Essentially, I'm looking to build a web app where the user can input n number of labels for a dataset put it into a dictionary with keywords for each label. I'd like the same function to be created for n number of labels, something like:
# labeling function for label 1
@labeling_function()
def lf_label_1(x):
if x.label_1 in ["bag", "surfboard", "skis"]:
return CARRY
return ABSTAIN
So, I'd get a new function for each new label added by the user. Each function then feeds into a list and ends up being input for a function. For example:
# list of labeling functions
lfs = [
lf_ride_object,
lf_carry_object,
lf_carry_subject,
lf_not_person,
lf_ydist,
lf_dist,
lf_area,
]
# applying label functions to create dataset
applier = PandasLFApplier(lfs)
L_train = applier.apply(df_train)
L_valid = applier.apply(df_valid)
For more details (and includes a second approach):
I'm looking for advice on how to use snorkel in a particular way. I'd like to create a labeling function with spaCy's PhraseMatcher. Basically, I want a user to input all of the words (with the corresponding label) in a web app and send it to the PhraseMatcher. Then, match a paragraph of text inside the labeling function.
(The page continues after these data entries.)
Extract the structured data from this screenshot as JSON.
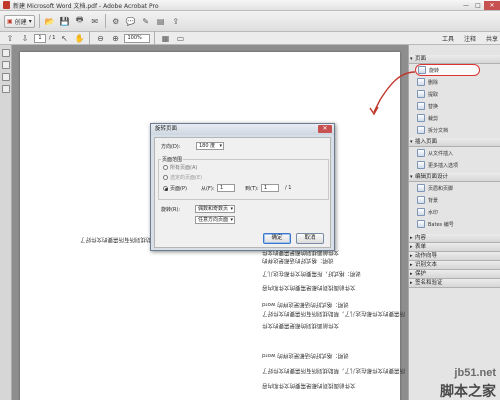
{
  "window": {
    "title": "新建 Microsoft Word 文档.pdf - Adobe Acrobat Pro",
    "min": "—",
    "max": "□",
    "close": "✕"
  },
  "toolbar": {
    "create_label": "创建",
    "create_caret": "▾"
  },
  "nav": {
    "page_current": "1",
    "page_total": "/ 1",
    "zoom": "100%",
    "tabs": [
      "工具",
      "注释",
      "共享"
    ]
  },
  "document": {
    "lines": [
      "说明：格式好，所需要的文件都在这儿了，帮助找到所有所需要的文件好了",
      "文件前面找到的都是需要的文件",
      "说明：格式好的话都是这样的",
      "说明：格式好，所需要的文件都在这儿了",
      "文件前面找到的都是需要的文件和内容",
      "说明：格式好的话都是这样的 word",
      "说明：格式好，所需要的文件都在这儿了，帮助找到所有所需要的文件好了",
      "文件前面找到的都是需要的文件",
      "说明：格式好的话都是这样的 word",
      "说明：格式好，所需要的文件都在这儿了，帮助找到所有所需要的文件好了",
      "文件前面找到的都是需要的文件和内容"
    ]
  },
  "dialog": {
    "title": "旋转页面",
    "close": "✕",
    "direction_label": "方向(D):",
    "direction_value": "180 度",
    "range_label": "页面范围",
    "all_pages": "所有页面(A)",
    "selected_pages": "选定的页面(E)",
    "pages_label": "页面(P)",
    "from_label": "从(F):",
    "from_value": "1",
    "to_label": "到(T):",
    "to_value": "1",
    "of_total": "/ 1",
    "rotate_label": "旋转(R):",
    "rotate_value": "偶数和奇数页",
    "orientation_value": "任意方向页面",
    "ok": "确定",
    "cancel": "取消"
  },
  "panel": {
    "pages_header": "页面",
    "page_items": [
      {
        "label": "旋转",
        "active": true
      },
      {
        "label": "删除",
        "active": false
      },
      {
        "label": "提取",
        "active": false
      },
      {
        "label": "替换",
        "active": false
      },
      {
        "label": "裁剪",
        "active": false
      },
      {
        "label": "拆分文档",
        "active": false
      }
    ],
    "insert_header": "插入页面",
    "insert_items": [
      {
        "label": "从文件插入"
      },
      {
        "label": "更多插入选项"
      }
    ],
    "design_header": "编辑页面设计",
    "design_items": [
      {
        "label": "页眉和页脚"
      },
      {
        "label": "背景"
      },
      {
        "label": "水印"
      },
      {
        "label": "Bates 编号"
      }
    ],
    "closed_sections": [
      "内容",
      "表单",
      "动作向导",
      "识别文本",
      "保护",
      "签名和验证"
    ]
  },
  "watermark": {
    "top": "jb51.net",
    "bottom": "脚本之家"
  }
}
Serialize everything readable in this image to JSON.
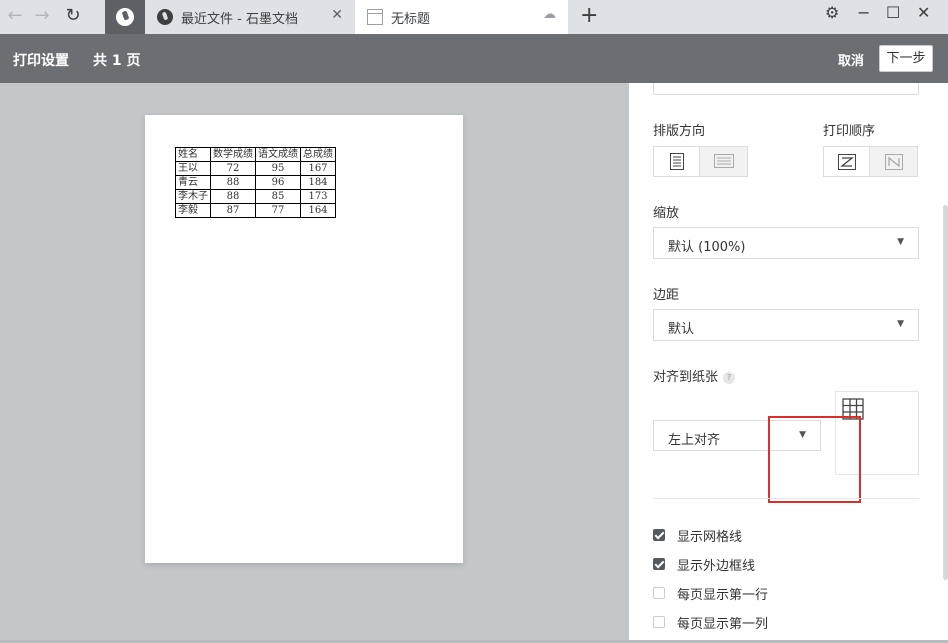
{
  "browser": {
    "tabs": [
      {
        "title": "最近文件 - 石墨文档",
        "close": "✕"
      },
      {
        "title": "无标题",
        "status": "cloud"
      }
    ],
    "new_tab": "+",
    "back": "←",
    "forward": "→",
    "reload": "↻",
    "settings": "⚙",
    "minimize": "−",
    "maximize": "☐",
    "close": "✕"
  },
  "header": {
    "title": "打印设置",
    "pages": "共 1 页",
    "cancel": "取消",
    "next": "下一步"
  },
  "preview_table": {
    "headers": [
      "姓名",
      "数学成绩",
      "语文成绩",
      "总成绩"
    ],
    "rows": [
      [
        "王以",
        "72",
        "95",
        "167"
      ],
      [
        "青云",
        "88",
        "96",
        "184"
      ],
      [
        "李木子",
        "88",
        "85",
        "173"
      ],
      [
        "李毅",
        "87",
        "77",
        "164"
      ]
    ]
  },
  "settings": {
    "orientation_label": "排版方向",
    "order_label": "打印顺序",
    "scale_label": "缩放",
    "scale_value": "默认 (100%)",
    "margin_label": "边距",
    "margin_value": "默认",
    "align_label": "对齐到纸张",
    "align_help": "?",
    "align_value": "左上对齐",
    "checkboxes": [
      {
        "label": "显示网格线",
        "checked": true
      },
      {
        "label": "显示外边框线",
        "checked": true
      },
      {
        "label": "每页显示第一行",
        "checked": false
      },
      {
        "label": "每页显示第一列",
        "checked": false
      }
    ]
  },
  "colors": {
    "header_bg": "#6b6f74",
    "highlight": "#d9302c",
    "check_fill": "#555a5f"
  }
}
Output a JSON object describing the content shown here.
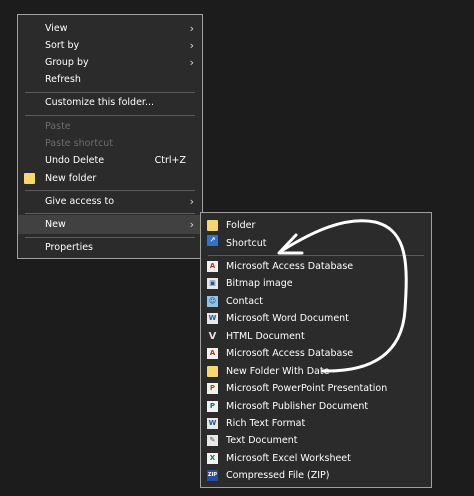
{
  "main_menu": {
    "view": "View",
    "sort_by": "Sort by",
    "group_by": "Group by",
    "refresh": "Refresh",
    "customize": "Customize this folder...",
    "paste": "Paste",
    "paste_shortcut": "Paste shortcut",
    "undo_delete": "Undo Delete",
    "undo_shortcut": "Ctrl+Z",
    "new_folder": "New folder",
    "give_access": "Give access to",
    "new": "New",
    "properties": "Properties",
    "chevron": "›"
  },
  "sub_menu": {
    "folder": "Folder",
    "shortcut": "Shortcut",
    "access_db": "Microsoft Access Database",
    "bitmap": "Bitmap image",
    "contact": "Contact",
    "word": "Microsoft Word Document",
    "html": "HTML Document",
    "access_db_2": "Microsoft Access Database",
    "new_folder_date": "New Folder With Date",
    "powerpoint": "Microsoft PowerPoint Presentation",
    "publisher": "Microsoft Publisher Document",
    "rtf": "Rich Text Format",
    "text": "Text Document",
    "excel": "Microsoft Excel Worksheet",
    "zip": "Compressed File (ZIP)"
  },
  "icons": {
    "access": "A",
    "bitmap": "▣",
    "contact": "☺",
    "word": "W",
    "html": "V",
    "ppt": "P",
    "pub": "P",
    "rtf": "W",
    "txt": "✎",
    "xls": "X",
    "zip": "ZIP",
    "shortcut": "↗"
  },
  "colors": {
    "menu_bg": "#2b2b2b",
    "highlight": "#414141",
    "border": "#a0a0a0",
    "annotation": "#ffffff"
  }
}
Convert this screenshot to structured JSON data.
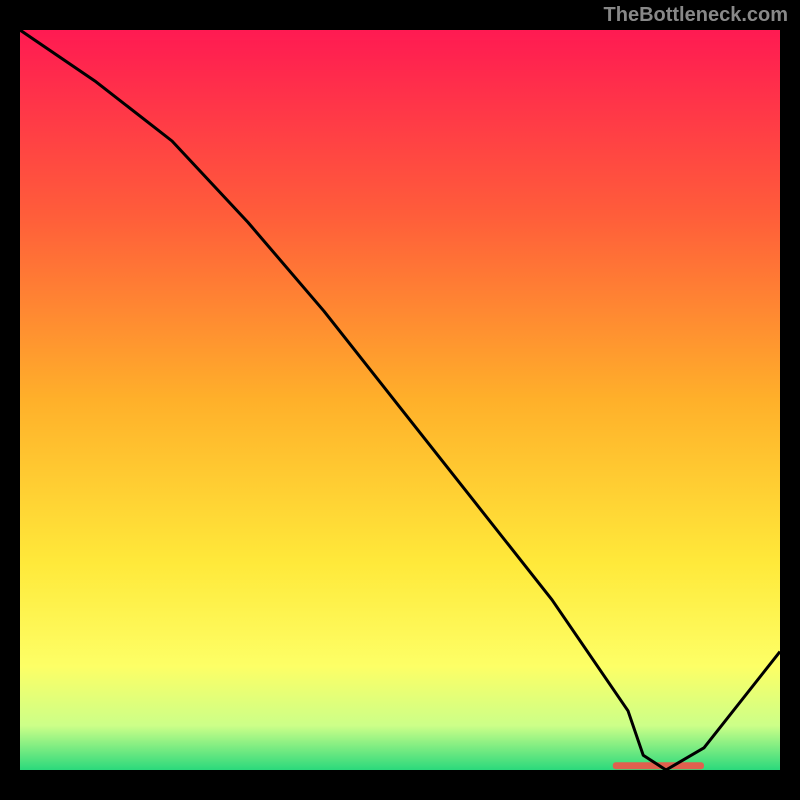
{
  "watermark": "TheBottleneck.com",
  "chart_data": {
    "type": "line",
    "title": "",
    "xlabel": "",
    "ylabel": "",
    "xlim": [
      0,
      100
    ],
    "ylim": [
      0,
      100
    ],
    "x": [
      0,
      10,
      20,
      30,
      40,
      50,
      60,
      70,
      80,
      82,
      85,
      90,
      100
    ],
    "y": [
      100,
      93,
      85,
      74,
      62,
      49,
      36,
      23,
      8,
      2,
      0,
      3,
      16
    ],
    "marker_zone": {
      "x_start": 78,
      "x_end": 90,
      "y": 0.5
    },
    "gradient_stops": [
      {
        "offset": 0,
        "color": "#ff1a52"
      },
      {
        "offset": 0.25,
        "color": "#ff5d3a"
      },
      {
        "offset": 0.5,
        "color": "#ffb02a"
      },
      {
        "offset": 0.72,
        "color": "#ffe93a"
      },
      {
        "offset": 0.86,
        "color": "#fdff66"
      },
      {
        "offset": 0.94,
        "color": "#ccff88"
      },
      {
        "offset": 1.0,
        "color": "#2bd97c"
      }
    ]
  }
}
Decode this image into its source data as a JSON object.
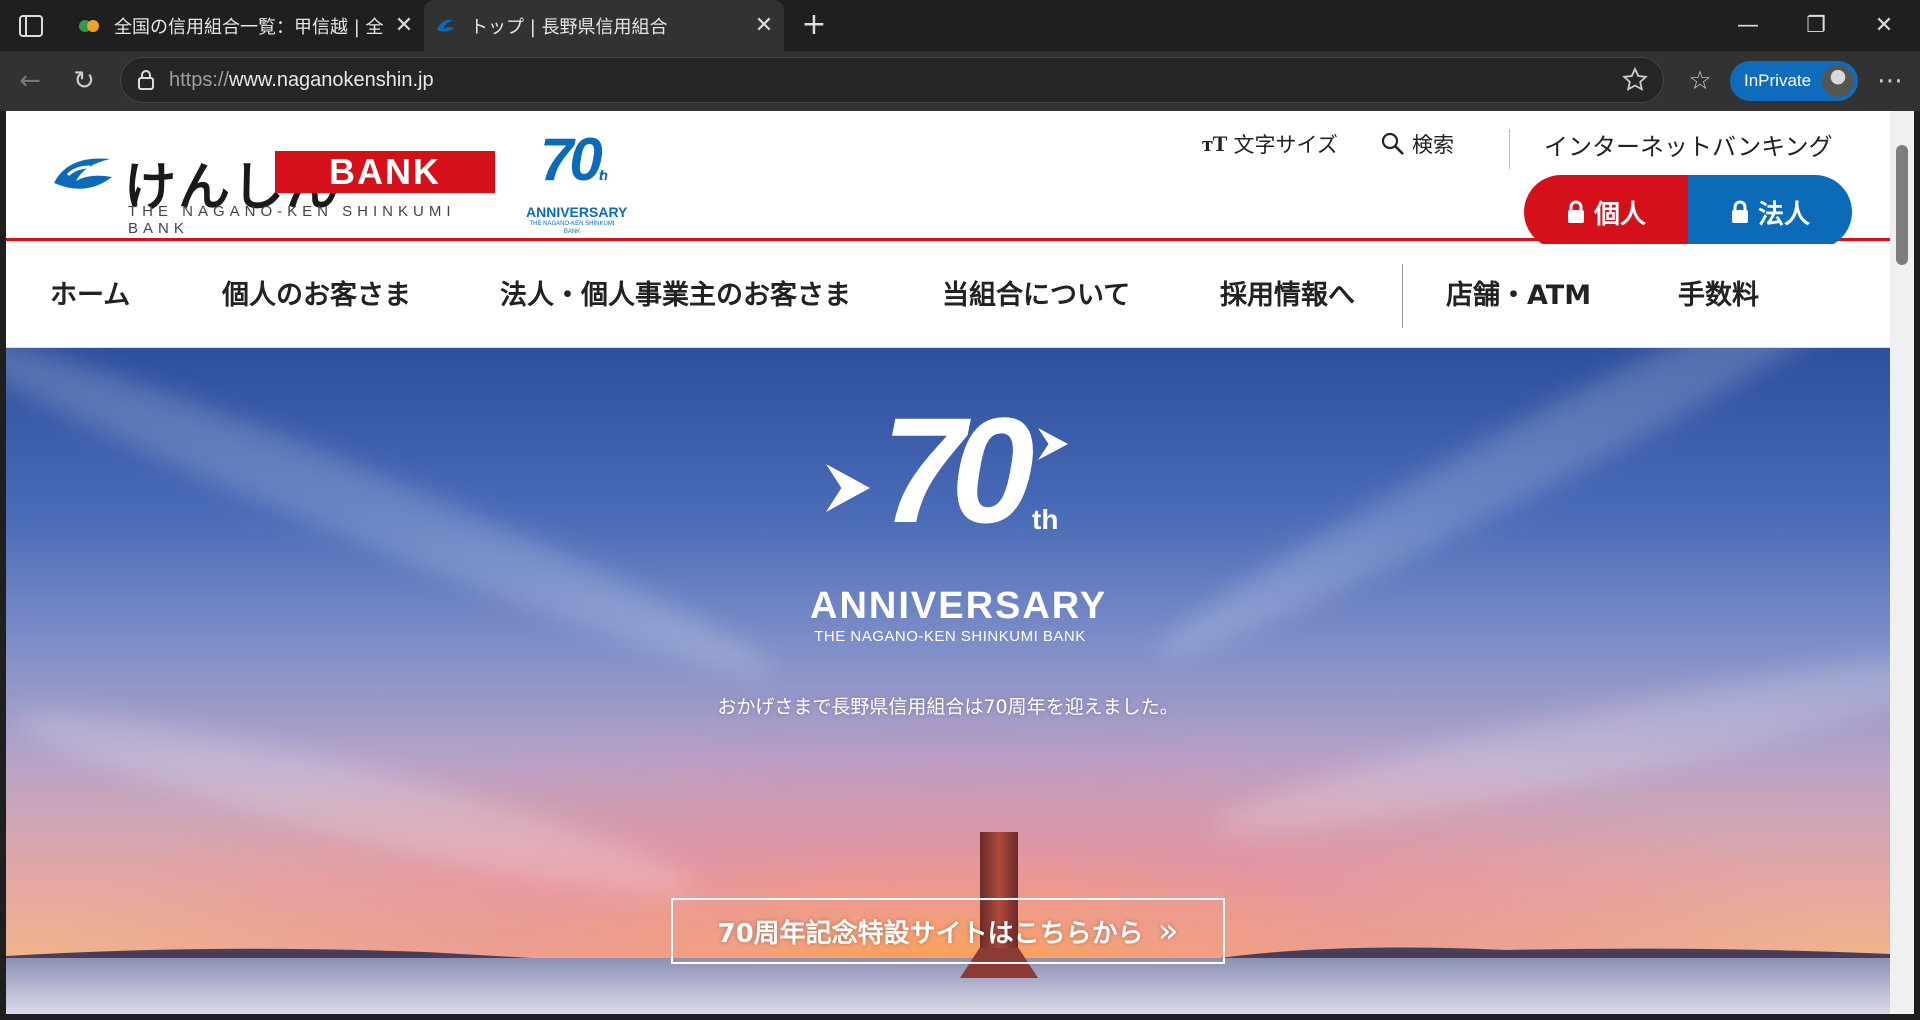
{
  "browser": {
    "tabs": [
      {
        "title": "全国の信用組合一覧：甲信越 | 全国信用組合中央協会",
        "active": false
      },
      {
        "title": "トップ | 長野県信用組合",
        "active": true
      }
    ],
    "url_protocol": "https://",
    "url_host": "www.naganokenshin.jp",
    "inprivate_label": "InPrivate"
  },
  "header": {
    "logo_name": "けんしん",
    "logo_bank": "BANK",
    "logo_sub": "THE NAGANO-KEN SHINKUMI BANK",
    "anniv_small_number": "70",
    "anniv_small_th": "th",
    "anniv_small_label": "ANNIVERSARY",
    "anniv_small_sub": "THE NAGANO-KEN SHINKUMI BANK",
    "font_size_label": "文字サイズ",
    "search_label": "検索",
    "internet_banking_label": "インターネットバンキング",
    "personal_label": "個人",
    "corporate_label": "法人"
  },
  "nav": {
    "items": [
      {
        "label": "ホーム"
      },
      {
        "label": "個人のお客さま"
      },
      {
        "label": "法人・個人事業主のお客さま"
      },
      {
        "label": "当組合について"
      },
      {
        "label": "採用情報へ"
      },
      {
        "label": "店舗・ATM"
      },
      {
        "label": "手数料"
      }
    ]
  },
  "hero": {
    "number": "70",
    "number_suffix": "th",
    "anniversary": "ANNIVERSARY",
    "bank_name": "THE NAGANO-KEN SHINKUMI BANK",
    "caption": "おかげさまで長野県信用組合は70周年を迎えました。",
    "cta_label": "70周年記念特設サイトはこちらから",
    "cta_arrow": "»"
  },
  "colors": {
    "brand_red": "#d5101b",
    "brand_blue": "#0c6bb8"
  }
}
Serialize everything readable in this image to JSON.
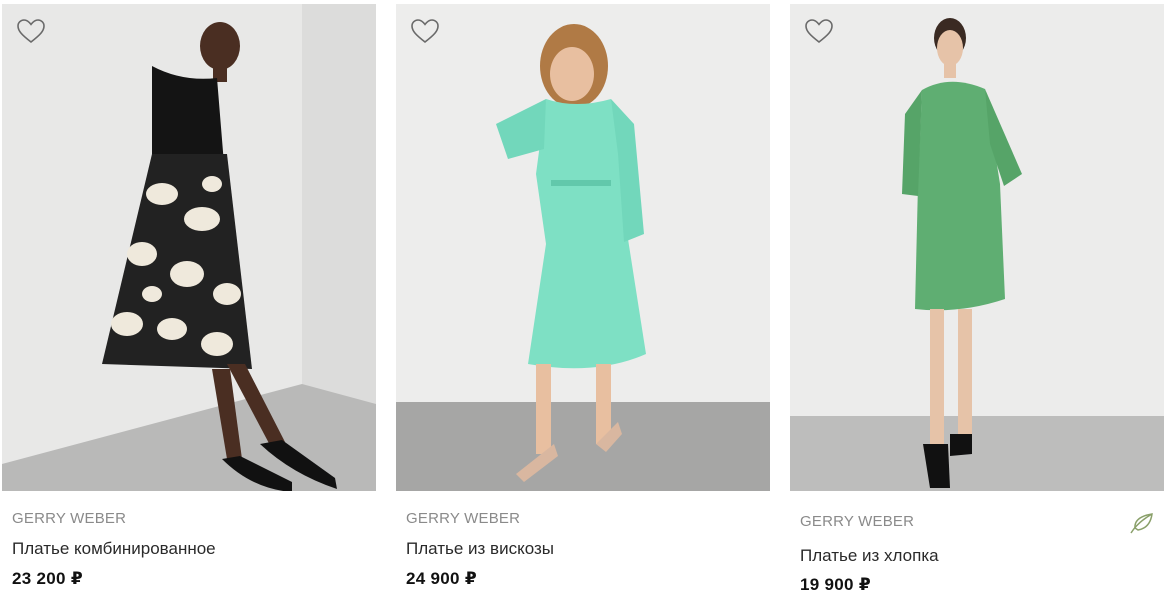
{
  "products": [
    {
      "brand": "GERRY WEBER",
      "title": "Платье комбинированное",
      "price": "23 200 ₽"
    },
    {
      "brand": "GERRY WEBER",
      "title": "Платье из вискозы",
      "price": "24 900 ₽"
    },
    {
      "brand": "GERRY WEBER",
      "title": "Платье из хлопка",
      "price": "19 900 ₽",
      "badge_icon": "eco-leaf-icon"
    }
  ],
  "colors": {
    "accent_leaf": "#8aa06a",
    "text_muted": "#8a8a8a"
  }
}
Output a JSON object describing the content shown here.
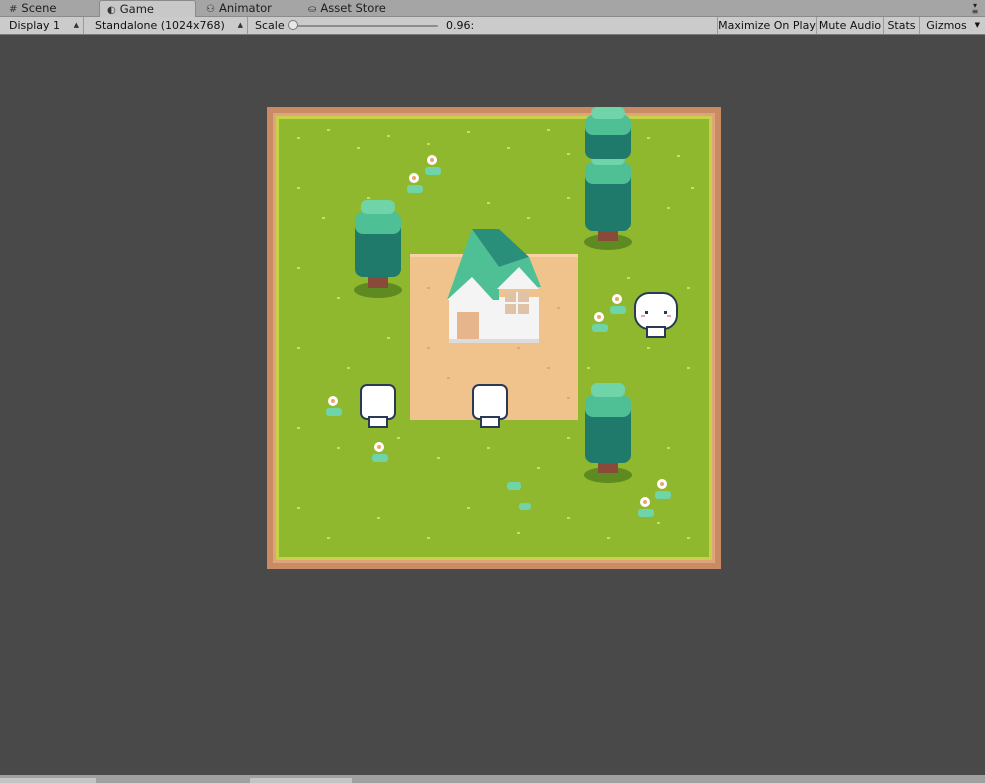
{
  "tabs": [
    {
      "label": "Scene",
      "icon": "scene-grid-icon"
    },
    {
      "label": "Game",
      "icon": "game-pacman-icon",
      "active": true
    },
    {
      "label": "Animator",
      "icon": "animator-icon"
    },
    {
      "label": "Asset Store",
      "icon": "asset-store-icon"
    }
  ],
  "toolbar": {
    "display": "Display 1",
    "resolution": "Standalone (1024x768)",
    "scale_label": "Scale",
    "scale_value": "0.96:",
    "scale_fraction": 0.0,
    "maximize": "Maximize On Play",
    "mute": "Mute Audio",
    "stats": "Stats",
    "gizmos": "Gizmos"
  },
  "scene": {
    "colors": {
      "background": "#494949",
      "border": "#c98b63",
      "grass": "#8fb82e",
      "grass_edge": "#c7d24a",
      "dirt": "#f0c38d",
      "tree_dark": "#1f7a6c",
      "tree_light": "#4fbf95",
      "roof": "#2a8f7a",
      "wall": "#f4f4f4",
      "ghost": "#ffffff"
    },
    "objects": [
      "house",
      "tree",
      "tree",
      "tree",
      "tree",
      "ghost",
      "ghost",
      "long-eared-ghost",
      "flower",
      "shrub"
    ]
  }
}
How would I go about creating a labeling function(s?) for n number of labels on the backend? Typically, we would write code >n number of labeling functions for all the labels, but I'm trying to use snorkel in a use-case where we don't know how many labels there are until the user creates them.
Is there a way around this? Basically, the Matcher would go over the input text and check how many labels are in the text and then return all the labels found.Kind of like I'm trying to get the users to use snorkel without creating the functions themselves and only input the (label, word(s)) combinations.
Is there a way to use the Matcher in such a way that there is only one labeling function and it uses the Matcher for all labels?
For example, there could be a single labeling function that looks like this (peudo-code):
# labeling function for all labels
@nlp_labeling_function() # labeling function for using spaCy
def lf_labeler(x, label_keyword_dict):
labels = []
doc = nlp(x) # tokenizing the input text
matches = PhraseMatcher(doc) # finding all the token words that match a specific label
for match_id in matches:
labels.append(nlp.vocab.strings[match_id] # adds every label where there was a match
if labels: # runs if labels is not empty
return labels # this would return all the labels that were matches in the text document. Not sure if it's possible to return the list of labels like this.
else:
return ABSTAIN # abstains from using this text example in the dataset creation because there was no match
So, it would basically take in a piece of text (from a dataframe), check to see if any of the users' keywords are in the text and add all of the appropriate labels as a result. Return all the matched labels or simply return "ABSTAIN" to say that there were no matches.
While typing up this question I came up with some ideas that I wrote out here, so I'll be testing them in the meantime and have a look a the snorkel source code to see if I can come up with anything else.
Thanks!